A can contains a mixture of two liquids X and Y in the ratio 7:5. When 9 liters of mixture is taken out and replaced with liquid Y, the ratio of X to Y becomes 7:9. How many liters of liquid the can originally has?

Let's denote the total volume of the mixture in the can as $V$ liters.

Initially, the ratio of liquids X and Y is 7:5. Therefore, the volume of liquid X is $\frac{7}{12}V$ and the volume of liquid Y is $\frac{5}{12}V$.

When 9 liters of the mixture is taken out, the volumes of X and Y taken out will be in the same ratio of 7:5. So, the volume of liquid X taken out is $\frac{7}{12} \times 9 = 5.25$ liters, and the volume of liquid Y taken out is $\frac{5}{12} \times 9 = 3.75$ liters.

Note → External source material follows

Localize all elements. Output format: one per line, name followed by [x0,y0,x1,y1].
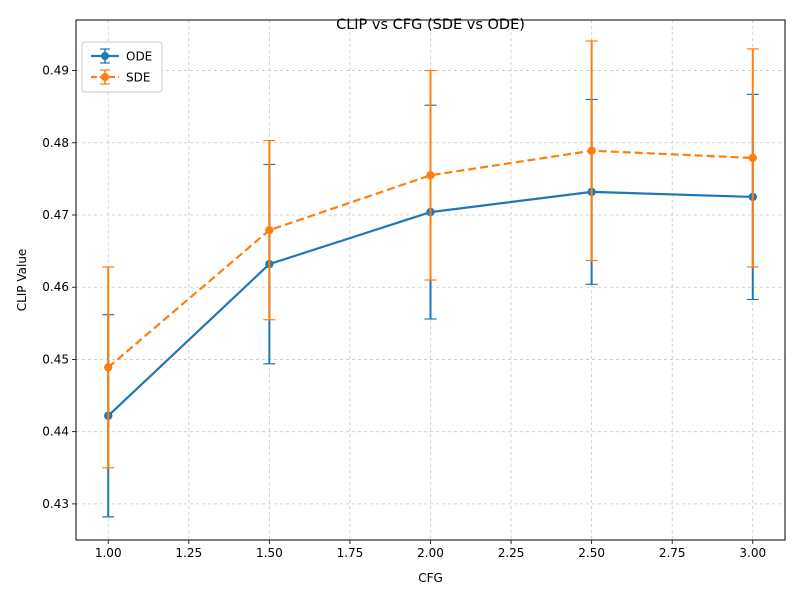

After removing 9 liters of the mixture, the remaining volumes of X and Y in the can are:

• Volume of X: $\frac{7}{12}V - 5.25$
• Volume of Y: $\frac{5}{12}V - 3.75$

Next, 9 liters of liquid Y is added to the can. So, the new volume of liquid Y becomes: $\left( \frac{5}{12}V - 3.75 \right) + 9 = \frac{5}{12}V + 5.25$

According to the problem, the new ratio of X to Y is 7:9. Therefore, we can set up the following equation: $\frac{\frac{7}{12}V - 5.25}{\frac{5}{12}V + 5.25} = \frac{7}{9}$

Cross-multiplying to solve for $V$: $9 \left( \frac{7}{12}V - 5.25 \right) = 7 \left( \frac{5}{12}V + 5.25 \right)$

Expanding both sides: $9 \times \frac{7}{12}V - 9 \times 5.25 = 7 \times \frac{5}{12}V + 7 \times 5.25$ $\frac{63}{12}V - 47.25 = \frac{35}{12}V + 36.75$

Combining like terms: $\frac{63}{12}V - \frac{35}{12}V = 36.75 + 47.25$ $\frac{28}{12}V = 84$ $\frac{7}{3}V = 84$ $V = 84 \times \frac{3}{7}$ $V = 36$

Therefore, the can originally has 36 liters of the mixture.